Dans la foulée, elle assène que lorsque la compétition des idées cède progressivement la place aux batailles à armes inégales, aux controverses permanentes sur la légitimité des acteurs et aux obstacles qui épuisent les organisations, au point que des responsables politiques doivent consacrer davantage d’énergie à défendre leur droit d’exister qu’à défendre leur projet de société.
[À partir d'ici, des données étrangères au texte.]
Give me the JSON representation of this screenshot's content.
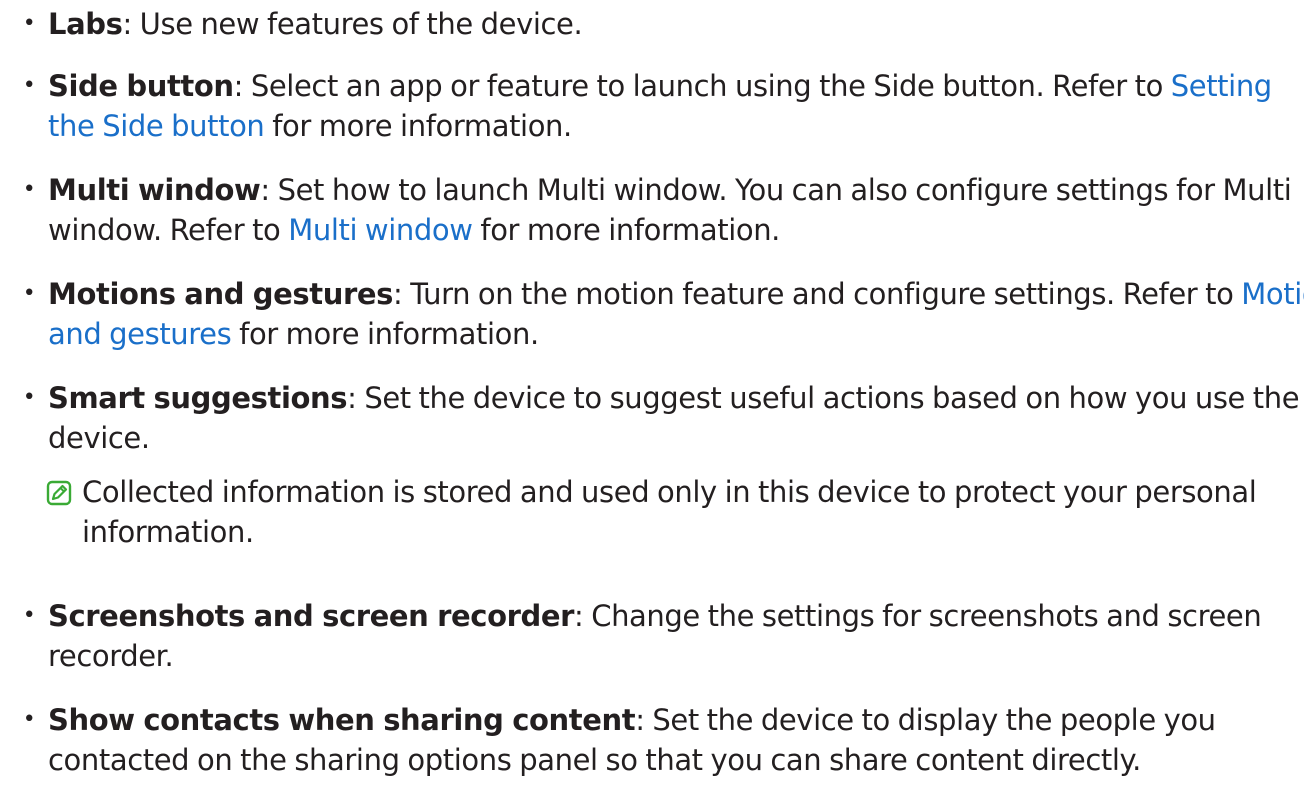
{
  "items": [
    {
      "term": "Labs",
      "before": ": Use new features of the device.",
      "link": "",
      "after": ""
    },
    {
      "term": "Side button",
      "before": ": Select an app or feature to launch using the Side button. Refer to ",
      "link": "Setting the Side button",
      "after": " for more information."
    },
    {
      "term": "Multi window",
      "before": ": Set how to launch Multi window. You can also configure settings for Multi window. Refer to ",
      "link": "Multi window",
      "after": " for more information."
    },
    {
      "term": "Motions and gestures",
      "before": ": Turn on the motion feature and configure settings. Refer to ",
      "link": "Motions and gestures",
      "after": " for more information."
    },
    {
      "term": "Smart suggestions",
      "before": ": Set the device to suggest useful actions based on how you use the device.",
      "link": "",
      "after": ""
    },
    {
      "term": "Screenshots and screen recorder",
      "before": ": Change the settings for screenshots and screen recorder.",
      "link": "",
      "after": ""
    },
    {
      "term": "Show contacts when sharing content",
      "before": ": Set the device to display the people you contacted on the sharing options panel so that you can share content directly.",
      "link": "",
      "after": ""
    }
  ],
  "note": {
    "icon": "note-pencil-icon",
    "text": "Collected information is stored and used only in this device to protect your personal information."
  },
  "colors": {
    "text": "#231f20",
    "link": "#1a6fc9",
    "icon": "#3aaa35"
  }
}
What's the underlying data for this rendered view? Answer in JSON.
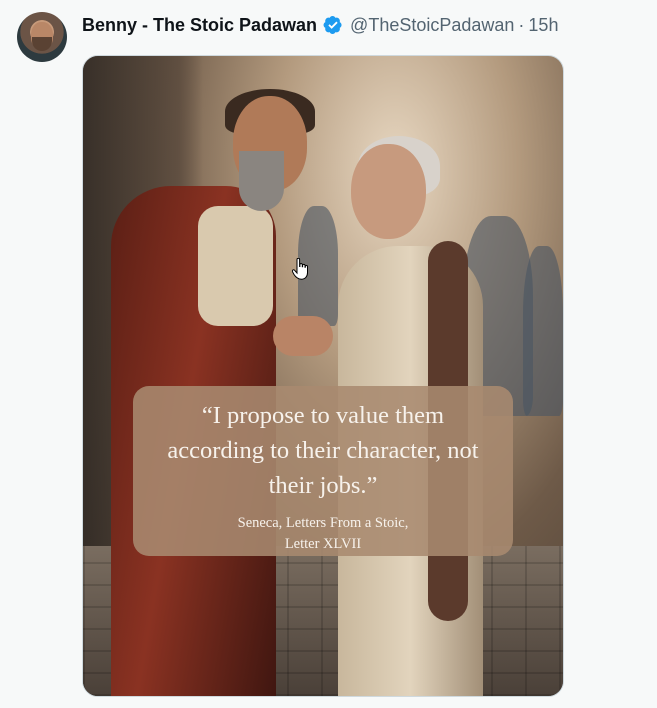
{
  "tweet": {
    "author_name": "Benny - The Stoic Padawan",
    "handle": "@TheStoicPadawan",
    "separator": "·",
    "time": "15h",
    "verified_color": "#1d9bf0"
  },
  "image": {
    "quote": "“I propose to value them according to their character, not their jobs.”",
    "attribution_line1": "Seneca, Letters From a Stoic,",
    "attribution_line2": "Letter XLVII"
  },
  "icons": {
    "verified": "verified-badge-icon",
    "cursor": "hand-pointer-cursor-icon"
  }
}
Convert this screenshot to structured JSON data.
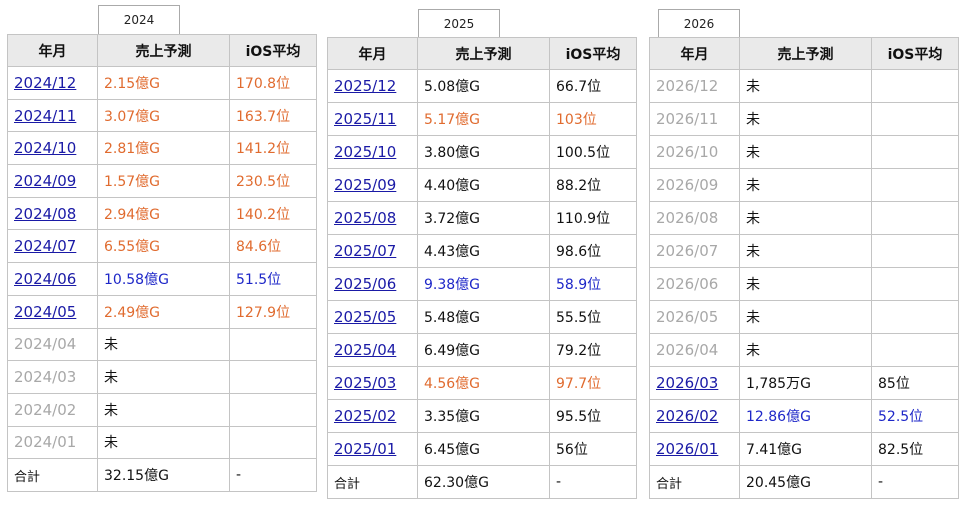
{
  "headers": {
    "month": "年月",
    "sales": "売上予測",
    "ios": "iOS平均"
  },
  "colors": {
    "link": "#1a1aa6",
    "gray": "#a8a8a8",
    "orange": "#e06b2f",
    "blue": "#1e27c8",
    "header_bg": "#eaeaea"
  },
  "years": [
    {
      "label": "2024",
      "rows": [
        {
          "month": "2024/12",
          "sales": "2.15億G",
          "ios": "170.8位",
          "state": "link",
          "color": "orange"
        },
        {
          "month": "2024/11",
          "sales": "3.07億G",
          "ios": "163.7位",
          "state": "link",
          "color": "orange"
        },
        {
          "month": "2024/10",
          "sales": "2.81億G",
          "ios": "141.2位",
          "state": "link",
          "color": "orange"
        },
        {
          "month": "2024/09",
          "sales": "1.57億G",
          "ios": "230.5位",
          "state": "link",
          "color": "orange"
        },
        {
          "month": "2024/08",
          "sales": "2.94億G",
          "ios": "140.2位",
          "state": "link",
          "color": "orange"
        },
        {
          "month": "2024/07",
          "sales": "6.55億G",
          "ios": "84.6位",
          "state": "link",
          "color": "orange"
        },
        {
          "month": "2024/06",
          "sales": "10.58億G",
          "ios": "51.5位",
          "state": "link",
          "color": "blue"
        },
        {
          "month": "2024/05",
          "sales": "2.49億G",
          "ios": "127.9位",
          "state": "link",
          "color": "orange"
        },
        {
          "month": "2024/04",
          "sales": "未",
          "ios": "",
          "state": "gray",
          "color": "black"
        },
        {
          "month": "2024/03",
          "sales": "未",
          "ios": "",
          "state": "gray",
          "color": "black"
        },
        {
          "month": "2024/02",
          "sales": "未",
          "ios": "",
          "state": "gray",
          "color": "black"
        },
        {
          "month": "2024/01",
          "sales": "未",
          "ios": "",
          "state": "gray",
          "color": "black"
        }
      ],
      "total": {
        "label": "合計",
        "sales": "32.15億G",
        "ios": "-"
      }
    },
    {
      "label": "2025",
      "rows": [
        {
          "month": "2025/12",
          "sales": "5.08億G",
          "ios": "66.7位",
          "state": "link",
          "color": "black"
        },
        {
          "month": "2025/11",
          "sales": "5.17億G",
          "ios": "103位",
          "state": "link",
          "color": "orange"
        },
        {
          "month": "2025/10",
          "sales": "3.80億G",
          "ios": "100.5位",
          "state": "link",
          "color": "black"
        },
        {
          "month": "2025/09",
          "sales": "4.40億G",
          "ios": "88.2位",
          "state": "link",
          "color": "black"
        },
        {
          "month": "2025/08",
          "sales": "3.72億G",
          "ios": "110.9位",
          "state": "link",
          "color": "black"
        },
        {
          "month": "2025/07",
          "sales": "4.43億G",
          "ios": "98.6位",
          "state": "link",
          "color": "black"
        },
        {
          "month": "2025/06",
          "sales": "9.38億G",
          "ios": "58.9位",
          "state": "link",
          "color": "blue"
        },
        {
          "month": "2025/05",
          "sales": "5.48億G",
          "ios": "55.5位",
          "state": "link",
          "color": "black"
        },
        {
          "month": "2025/04",
          "sales": "6.49億G",
          "ios": "79.2位",
          "state": "link",
          "color": "black"
        },
        {
          "month": "2025/03",
          "sales": "4.56億G",
          "ios": "97.7位",
          "state": "link",
          "color": "orange"
        },
        {
          "month": "2025/02",
          "sales": "3.35億G",
          "ios": "95.5位",
          "state": "link",
          "color": "black"
        },
        {
          "month": "2025/01",
          "sales": "6.45億G",
          "ios": "56位",
          "state": "link",
          "color": "black"
        }
      ],
      "total": {
        "label": "合計",
        "sales": "62.30億G",
        "ios": "-"
      }
    },
    {
      "label": "2026",
      "rows": [
        {
          "month": "2026/12",
          "sales": "未",
          "ios": "",
          "state": "gray",
          "color": "black"
        },
        {
          "month": "2026/11",
          "sales": "未",
          "ios": "",
          "state": "gray",
          "color": "black"
        },
        {
          "month": "2026/10",
          "sales": "未",
          "ios": "",
          "state": "gray",
          "color": "black"
        },
        {
          "month": "2026/09",
          "sales": "未",
          "ios": "",
          "state": "gray",
          "color": "black"
        },
        {
          "month": "2026/08",
          "sales": "未",
          "ios": "",
          "state": "gray",
          "color": "black"
        },
        {
          "month": "2026/07",
          "sales": "未",
          "ios": "",
          "state": "gray",
          "color": "black"
        },
        {
          "month": "2026/06",
          "sales": "未",
          "ios": "",
          "state": "gray",
          "color": "black"
        },
        {
          "month": "2026/05",
          "sales": "未",
          "ios": "",
          "state": "gray",
          "color": "black"
        },
        {
          "month": "2026/04",
          "sales": "未",
          "ios": "",
          "state": "gray",
          "color": "black"
        },
        {
          "month": "2026/03",
          "sales": "1,785万G",
          "ios": "85位",
          "state": "link",
          "color": "black"
        },
        {
          "month": "2026/02",
          "sales": "12.86億G",
          "ios": "52.5位",
          "state": "link",
          "color": "blue"
        },
        {
          "month": "2026/01",
          "sales": "7.41億G",
          "ios": "82.5位",
          "state": "link",
          "color": "black"
        }
      ],
      "total": {
        "label": "合計",
        "sales": "20.45億G",
        "ios": "-"
      }
    }
  ]
}
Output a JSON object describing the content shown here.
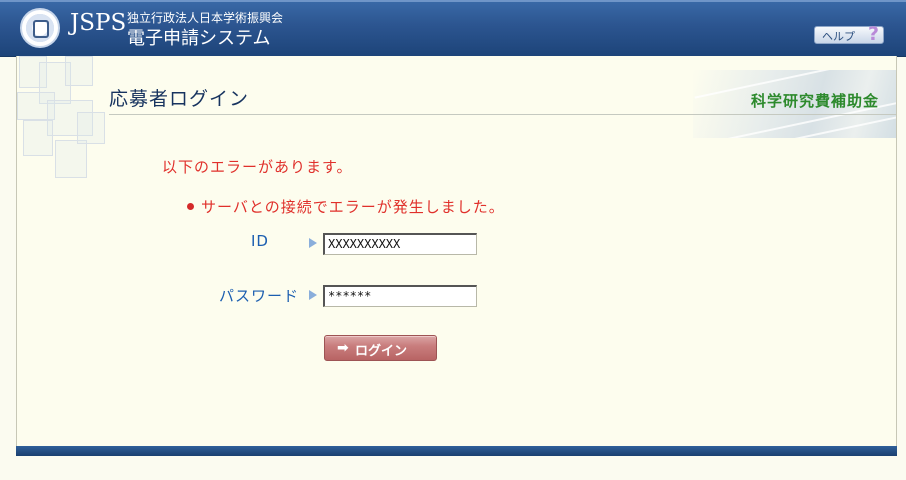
{
  "header": {
    "brand": "JSPS",
    "organization": "独立行政法人日本学術振興会",
    "system_name": "電子申請システム",
    "help_label": "ヘルプ",
    "help_icon": "question-mark-icon"
  },
  "page": {
    "title": "応募者ログイン",
    "category": "科学研究費補助金"
  },
  "errors": {
    "heading": "以下のエラーがあります。",
    "items": [
      "サーバとの接続でエラーが発生しました。"
    ]
  },
  "form": {
    "id_label": "ID",
    "id_value": "XXXXXXXXXX",
    "password_label": "パスワード",
    "password_value": "******",
    "login_label": "ログイン"
  },
  "colors": {
    "header_blue": "#2c5590",
    "error_red": "#e0302b",
    "label_blue": "#1b5eb0",
    "category_green": "#2d8a2d",
    "login_button": "#c97e7e"
  }
}
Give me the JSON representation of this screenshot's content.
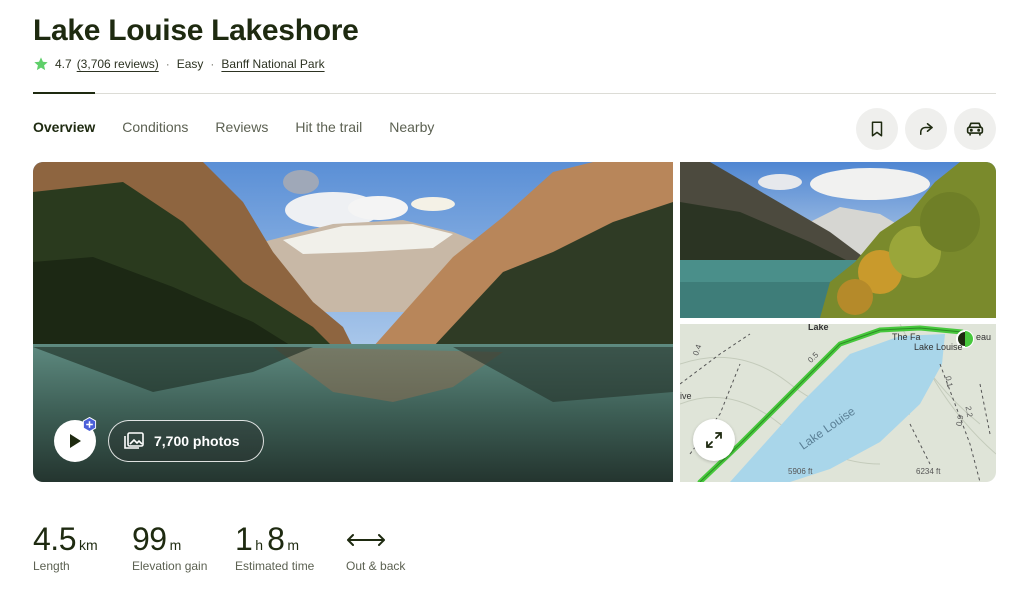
{
  "trail": {
    "title": "Lake Louise Lakeshore",
    "rating": "4.7",
    "reviews": "(3,706 reviews)",
    "difficulty": "Easy",
    "park": "Banff National Park"
  },
  "tabs": [
    {
      "label": "Overview",
      "active": true
    },
    {
      "label": "Conditions"
    },
    {
      "label": "Reviews"
    },
    {
      "label": "Hit the trail"
    },
    {
      "label": "Nearby"
    }
  ],
  "actions": [
    "bookmark-icon",
    "share-icon",
    "car-icon"
  ],
  "media": {
    "photos_label": "7,700 photos"
  },
  "map": {
    "lake_label": "Lake Louise",
    "label_the_fa": "The Fa",
    "label_eau": "eau",
    "label_lake_louise": "Lake Louise",
    "label_lake": "Lake",
    "label_ive": "ive",
    "elev_1": "5906 ft",
    "elev_2": "6234 ft",
    "dist_05": "0.5",
    "dist_04": "0.4",
    "dist_01": "0.1",
    "dist_22": "2.2",
    "dist_09": "0.9"
  },
  "stats": {
    "length_value": "4.5",
    "length_unit": "km",
    "length_label": "Length",
    "elev_value": "99",
    "elev_unit": "m",
    "elev_label": "Elevation gain",
    "time_h_value": "1",
    "time_h_unit": "h",
    "time_m_value": "8",
    "time_m_unit": "m",
    "time_label": "Estimated time",
    "route_label": "Out & back"
  },
  "colors": {
    "brand_text": "#1e2a10",
    "star": "#5fcf6a",
    "trail": "#47c83c",
    "lake": "#a9d6ea"
  }
}
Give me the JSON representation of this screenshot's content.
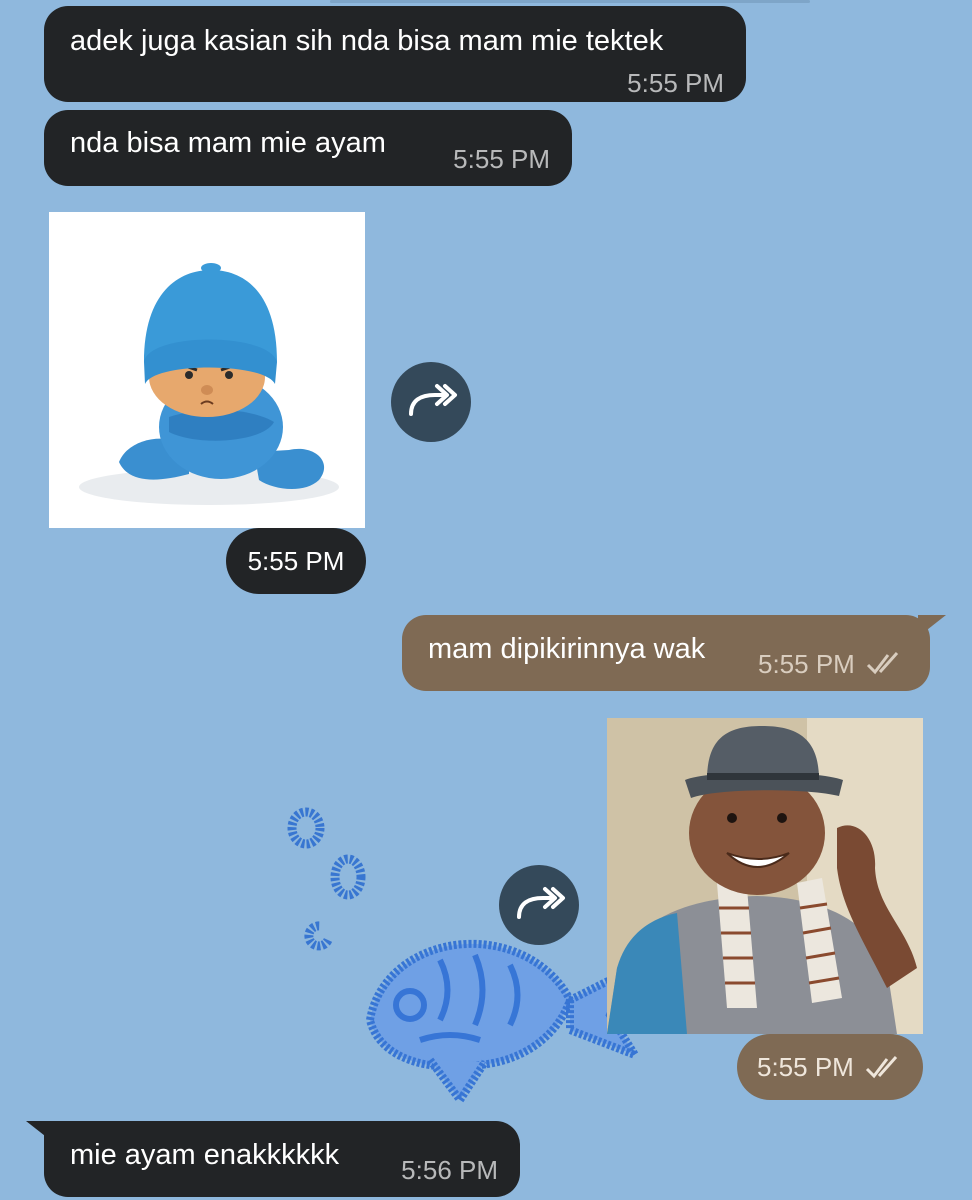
{
  "colors": {
    "background": "#8fb8dd",
    "incoming_bubble": "#222426",
    "outgoing_bubble": "#7f6a54",
    "forward_button": "#34495a"
  },
  "messages": [
    {
      "direction": "in",
      "text": "adek juga kasian sih nda bisa mam mie tektek",
      "time": "5:55 PM"
    },
    {
      "direction": "in",
      "text": "nda bisa mam mie ayam",
      "time": "5:55 PM"
    },
    {
      "direction": "in",
      "type": "sticker",
      "sticker": "pocoyo-sitting-arms-crossed",
      "time": "5:55 PM",
      "action_icon": "forward-icon"
    },
    {
      "direction": "out",
      "text": "mam dipikirinnya wak",
      "time": "5:55 PM",
      "status_icon": "double-check-icon"
    },
    {
      "direction": "out",
      "type": "sticker",
      "sticker": "man-with-hat-scarf-smiling",
      "time": "5:55 PM",
      "status_icon": "double-check-icon",
      "action_icon": "forward-icon"
    },
    {
      "direction": "in",
      "text": "mie ayam enakkkkkk",
      "time": "5:56 PM"
    }
  ],
  "background_doodles": [
    "fish-doodle",
    "bubbles-doodle"
  ]
}
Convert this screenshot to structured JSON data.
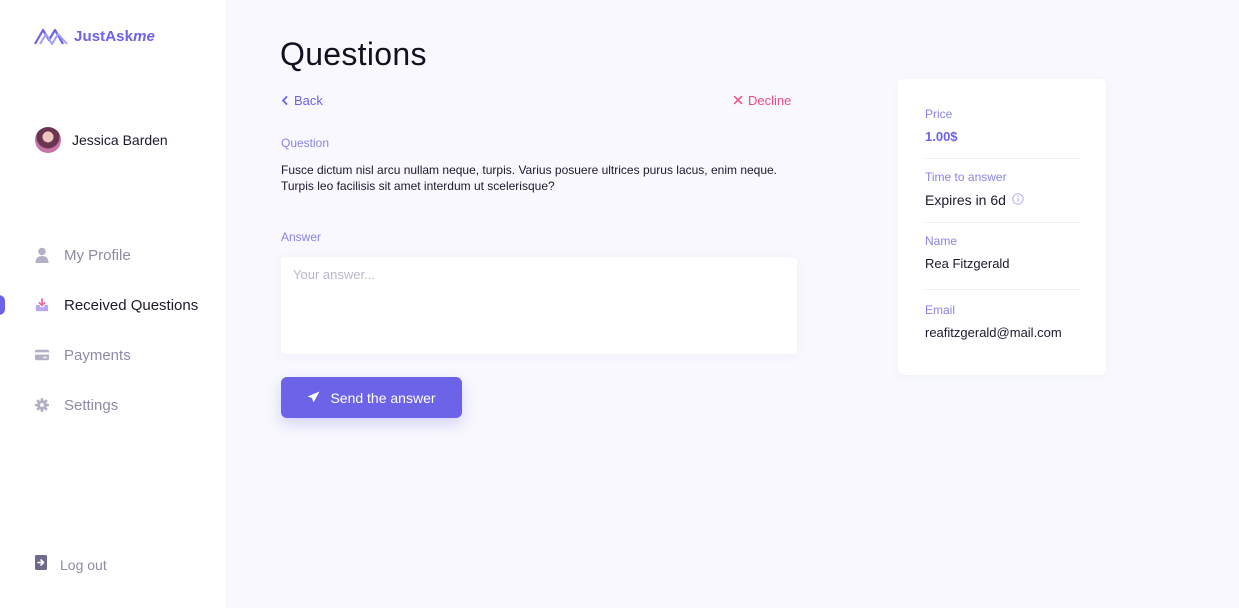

“nous ne sommes plus dans une compétition politique normale”. A la fin, ce n’est plus seulement l’adversaire que l’on affaiblit: c’est l’engagement politique lui-même que l’on finit par étouffer. Bien plus, “un
adversaire politique doit être combattu politiquement par les idées, par le bilan, par le programme et, finalement, par les urnes. Voilà la dignité de la politique”. Un parti politique n’est pas un ennemi de l’État. Un opposant n’est pas un ennemi de la République: bien au contraire, “contester un régime en place depuis des décennies qui manifeste à n’en plus finir, des signes alarmants de mal gouvernance institutionnelle, est un acte de bravoure qui signifie aimer le Cameroun”.

A Maurice Kamto et aux militants du Mrc

Aux militants du Mrc, comme à ceux de toutes les formations politiques, “je dis: ne laissez pas les difficultés de la politique camerounaise transformer votre engagement en résignation. Notre pays aura besoin de toutes ses forces politiques et de toutes ses générations pour construire la prochaine étape de son histoire.”

S’adressant à Maurice Kamto, comme à Mamadou Mota, elle témoigne son respect républicain pour les décisions qu’ils ont estimé devoir prendre.

“L’histoire appréciera les choix des uns et des autres”.

soutient-elle. Elle confie que l’état de la démocratie camerounaise la préoccupe.

“La question qui se pose désormais à nous tous est de savoir ce que nous voulons collectivement en faire”.

résume -t-elle. Elle rassure qu’à l’Udc, on veut une République dans laquelle personne n’a besoin de disparaître pour que l’autre puisse exister, où personne n’a besoin de se taire pour préserver les siens et où le pouvoir se conquiert par la confiance du peuple et se perd lorsque cette confiance n’est plus là.

Pour terminer, “le Cameroun mérite que nous fassions de la politique: la vraie, l’authentique. Pour qu’une vision affronte une autre, qu’un bilan soit confronté à un projet et qu’au terme du processus, le peuple camerounais exerce pleinement son droit de décider.”

Cette sortie de l’’honorable Tomaïno Ndam Njoya qui s’adresse avant tout à ses concitoyens, est en réalité un appel à la solidarité nationale pour la protection de la pratique saine de la démocratie.